Emma Raducanu vows to learn lessons after defeat in first match since US Open win
Emma Raducanu says she needs to "cut myself some slack" after her return to the court following her sensational US Open triumph ended in defeat in Indian Wells.
It has been 27 days since the 18-year-old stunned the world to become the queen of New York in a fairytale story, but she could not reproduce that level in the Californian desert, going down 6-2 6-4 to Belarussian Aliaksandra Sasnovich.
While that victory at Flushing Meadows and the invitations to the red-carpet events that followed helped catapult her into a global star, that is perhaps at odds with her real standing in the game.
This was just her third WTA Tour event, and she has yet to win a match, and she now has to get used to life on tour and learn to deal with opponents - and defeats - like this on a weekly basis.
Expectations may have been high externally, but Raducanu is mature enough to know that everything is not going to be plain sailing.
"I think it's going to take me time to adjust really to what's going on," she said. "I mean, I'm still so new to everything.
"Like the experiences that I'm going through right now, even though I might not feel 100 per cent amazing right now, I know they're for the greater good.
"For the bigger picture, I'll be thanking this moment. So, that's the lesson I think, that you can easily get sucked into being so focused on the result and getting disappointed.
"I mean, I'm 18 years old. I need to cut myself some slack.
"I'm still very, very new to the tour. I think that experience just comes from playing week in, week out and experiencing all these different things.
"I'm kind of glad that what happened today happened so I can learn and take it as a lesson. So going forward, I'll just have more experienced banked."
Raducanu claimed glory in New York with an all-out attacking style, but she was unable to replicate it in alien conditions, spraying a raft of unforced errors and getting caught out by Sasnovich's plucky defence.

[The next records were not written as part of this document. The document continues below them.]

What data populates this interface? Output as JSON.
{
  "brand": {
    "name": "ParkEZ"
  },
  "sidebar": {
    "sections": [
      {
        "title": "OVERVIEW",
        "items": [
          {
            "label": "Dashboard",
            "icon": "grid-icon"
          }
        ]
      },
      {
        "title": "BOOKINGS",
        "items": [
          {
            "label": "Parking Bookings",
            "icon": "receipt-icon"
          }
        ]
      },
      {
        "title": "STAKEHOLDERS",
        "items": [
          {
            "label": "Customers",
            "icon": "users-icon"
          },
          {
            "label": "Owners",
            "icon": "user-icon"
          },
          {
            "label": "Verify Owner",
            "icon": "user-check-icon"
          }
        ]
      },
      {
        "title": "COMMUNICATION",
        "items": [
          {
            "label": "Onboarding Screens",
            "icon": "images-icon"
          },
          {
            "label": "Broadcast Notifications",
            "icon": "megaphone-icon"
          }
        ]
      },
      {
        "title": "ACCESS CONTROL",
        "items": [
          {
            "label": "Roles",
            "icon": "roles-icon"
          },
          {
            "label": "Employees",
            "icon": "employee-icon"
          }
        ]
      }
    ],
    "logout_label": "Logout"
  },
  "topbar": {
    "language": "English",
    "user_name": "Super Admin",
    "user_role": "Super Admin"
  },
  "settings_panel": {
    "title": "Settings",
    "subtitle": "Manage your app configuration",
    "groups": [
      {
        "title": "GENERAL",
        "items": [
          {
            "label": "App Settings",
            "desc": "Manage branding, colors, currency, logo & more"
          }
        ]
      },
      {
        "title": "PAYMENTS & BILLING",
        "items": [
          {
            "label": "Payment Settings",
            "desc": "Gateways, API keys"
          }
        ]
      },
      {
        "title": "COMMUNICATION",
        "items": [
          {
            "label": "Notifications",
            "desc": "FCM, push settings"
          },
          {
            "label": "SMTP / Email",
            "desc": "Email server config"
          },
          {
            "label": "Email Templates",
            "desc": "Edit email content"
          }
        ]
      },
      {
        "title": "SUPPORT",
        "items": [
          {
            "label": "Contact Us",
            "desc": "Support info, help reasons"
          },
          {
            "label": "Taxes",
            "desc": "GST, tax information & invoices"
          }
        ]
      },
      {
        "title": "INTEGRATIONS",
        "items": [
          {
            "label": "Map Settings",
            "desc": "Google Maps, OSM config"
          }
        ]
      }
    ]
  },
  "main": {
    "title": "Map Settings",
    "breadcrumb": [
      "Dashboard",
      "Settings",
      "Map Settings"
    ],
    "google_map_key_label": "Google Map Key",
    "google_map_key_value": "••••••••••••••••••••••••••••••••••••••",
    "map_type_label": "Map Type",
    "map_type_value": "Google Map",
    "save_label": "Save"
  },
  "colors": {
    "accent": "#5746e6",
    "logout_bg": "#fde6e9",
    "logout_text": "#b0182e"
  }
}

She wrestled back some momentum in the second set and a comeback looked on the cards as she led 4-2, but the errors returned and the Belarussian, a former top 30 player, rattled off four games to clinch victory.
Asked what the crucial factor at 4-2 in the second set was, she replied: "Well, her experience probably.
"She's been on tour, probably been 4-2 down like hundreds of times whereas I've been 4-2 up. It's my third WTA tournament this year. I mean, it will come in time. Just got to not rush it and keep going and get my head back to the drawing board really.
"You definitely get sharp by playing matches. I'm not match-tight right now. Like I haven't played a competition in a month, since the US Open. That will just come just playing week in, week out.
"I didn't go in there putting any pressure on myself because in my mind I'm so inexperienced that all these, I'm just taking it all in.
"You're going to have highs and you're always going to have some lows where you're disappointed with how you performed. Aliaksandra played an extremely great match.
"She has played, you could tell she's more experienced than me. She went out there and executed her game plan better than I did. She, of course, deserved to win that."